In a recent interview with the Toronto Star, Assembly of First Nations National Chief Perry Bellegarde was asked to rate the relationship between the current Conservative government and Canada’s aboriginal people on a scale of one to 10.
While the AFN nation chief said it would not be a 10 or a one, he added the score would be pretty low.
The main parties running in this federal election are all looking to raise that number should they form the next government.
As a result, while aboriginal issue platform policies have not been fully released by the parties, promises of support for the country’s aboriginal population have already been made.
The Conservatives, in the most recent federal budget, included $200 million over five years to help First Nations, $215 million over five years to provide skills and development training for aboriginal people, and $34 million over five years to help the Canadian Environmental Assessment Agency support consultations with indigenous peoples over resource management issues.
An earlier commitment by the government pledged $500 million over seven years to improve on-reserve school infrastructure.
Meanwhile, NDP leader Thomas Mulcair, prior to releasing his party’s aboriginal platform, has vowed to set up a national inquiry into the issue of missing and murdered aboriginal women within the first 100 days of an NDP government taking power and creation of a cabinet-level committee to make sure treaty rights, inherent rights and Canada’s international obligations to its First Nations are met when government decisions are made.
The party’s aboriginal platform is expected to include promises of more money for First Nations’ education and infrastructure on reserves.
As government, the Greens say they will restore the $5.1 billion commitment and the specifics of the Kelowna Accord, which was reached between federal and provincial, territorial and First Nations governments in Canada in November 2005.
The Greens propose to increase access for First Nations education by removing the two per cent funding cap and fully funding the program back log at a cost of $424 million
They’d also ensure that Canada upholds the UN Declaration on the Rights of Indigenous People and launch a full inquiry into missing and murdered Aboriginal women;
Liberal leader Justin Trudeau has already promised $2.6 billion in spending on First Nations issues, including $515 million per year in core funding for kindergarten to Grade 12 education on reserves.
That figure would rise to $750 million per year by the end of the Liberals’ first term in office.

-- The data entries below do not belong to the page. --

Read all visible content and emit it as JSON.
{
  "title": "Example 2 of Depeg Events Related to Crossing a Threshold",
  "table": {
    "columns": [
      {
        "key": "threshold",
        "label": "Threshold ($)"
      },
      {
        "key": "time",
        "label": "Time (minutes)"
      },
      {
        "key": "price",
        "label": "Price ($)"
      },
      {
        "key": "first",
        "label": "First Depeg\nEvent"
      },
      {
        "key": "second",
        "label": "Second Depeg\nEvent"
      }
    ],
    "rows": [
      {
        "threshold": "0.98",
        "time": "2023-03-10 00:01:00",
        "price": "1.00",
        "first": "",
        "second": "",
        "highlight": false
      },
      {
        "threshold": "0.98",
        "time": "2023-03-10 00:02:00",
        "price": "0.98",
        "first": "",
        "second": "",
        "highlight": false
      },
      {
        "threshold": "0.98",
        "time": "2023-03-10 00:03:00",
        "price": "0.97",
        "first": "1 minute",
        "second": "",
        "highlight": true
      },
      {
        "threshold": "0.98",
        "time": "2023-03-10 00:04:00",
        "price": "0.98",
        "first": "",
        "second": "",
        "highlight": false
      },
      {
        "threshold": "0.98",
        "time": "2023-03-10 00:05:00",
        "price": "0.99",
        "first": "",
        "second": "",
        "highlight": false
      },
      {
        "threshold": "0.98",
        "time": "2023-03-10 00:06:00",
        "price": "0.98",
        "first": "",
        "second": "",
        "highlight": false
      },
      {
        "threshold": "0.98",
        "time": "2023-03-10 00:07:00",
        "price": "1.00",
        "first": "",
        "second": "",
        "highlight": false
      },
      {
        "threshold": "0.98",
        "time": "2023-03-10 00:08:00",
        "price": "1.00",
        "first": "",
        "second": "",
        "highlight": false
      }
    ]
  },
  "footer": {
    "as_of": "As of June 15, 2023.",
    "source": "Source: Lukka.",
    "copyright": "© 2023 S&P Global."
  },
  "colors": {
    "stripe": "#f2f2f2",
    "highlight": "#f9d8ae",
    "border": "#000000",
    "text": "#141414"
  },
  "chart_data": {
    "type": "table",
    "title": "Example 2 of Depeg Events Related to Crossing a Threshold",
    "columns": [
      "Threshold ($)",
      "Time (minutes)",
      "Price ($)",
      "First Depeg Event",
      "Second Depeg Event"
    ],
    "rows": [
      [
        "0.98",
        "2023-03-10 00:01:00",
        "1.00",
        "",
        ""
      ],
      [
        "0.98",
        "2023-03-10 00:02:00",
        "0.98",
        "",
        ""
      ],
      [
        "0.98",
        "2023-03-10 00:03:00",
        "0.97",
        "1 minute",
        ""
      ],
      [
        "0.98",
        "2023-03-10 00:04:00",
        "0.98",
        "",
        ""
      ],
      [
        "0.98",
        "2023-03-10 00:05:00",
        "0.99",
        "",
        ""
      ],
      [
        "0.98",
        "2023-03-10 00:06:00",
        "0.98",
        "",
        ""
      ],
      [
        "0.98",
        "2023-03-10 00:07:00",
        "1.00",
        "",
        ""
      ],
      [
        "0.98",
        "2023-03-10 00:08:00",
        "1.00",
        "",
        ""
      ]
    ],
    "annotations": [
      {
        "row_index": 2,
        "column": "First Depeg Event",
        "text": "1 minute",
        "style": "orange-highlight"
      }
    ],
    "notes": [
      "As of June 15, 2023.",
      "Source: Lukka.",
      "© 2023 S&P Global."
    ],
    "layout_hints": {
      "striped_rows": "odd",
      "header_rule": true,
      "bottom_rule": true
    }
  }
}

Another $500 million over three years has been promised for school infrastructure on reserves and $50 million more per year in financial assistance for aboriginal students attending post-secondary education.
Trudeau has also pledged to implement all the recommendations made by the Truth and Reconciliation Commission and call a national public inquiry into the issue of murdered and missing aboriginal women.
Speaking at an all-candidates forum at UBC Okanagan on Wednesday, Kelowna-Lake-Country Liberal candidate Stephen Fuhr said for him the issue of dealing with aboriginal issues goes beyond simply dollar and cents. It is a moral one.
“(The federal government) made agreements and (it) has to live up to them,” he said.
“We have a constitutional responsibility here, but it is also the right thing to do.”
Conservative candidate Ron Cannan told the Kelowna Capital News as the MP for the last nine years, he has developed a good working relationship with leaders of both the Westbank First Nation and the Okanagan Indian Band, one that has seen results, such as more money for skills training for aboriginal students at both Okanagan College and UBCO and on-reserve infrastructure for the Okanagan Indian Band.
He said while concerns voiced elsewhere about federal changes made to voting identification requirements that some feel will adversely affect aboriginal people voting in this election have never been raised with him, he expects issues concerning more assistance for Canada’s First Nations will be a focus if the Conservatives are re-elected to government.
The NDP candidate running in the Kelowna-Lake Country riding, Norah Bowman told the all-candidates gathering at UBCO she was proud her party would immediately launch a national public inquiry into the issue of murdered and missing aboriginal women in Canada if it forms the next government.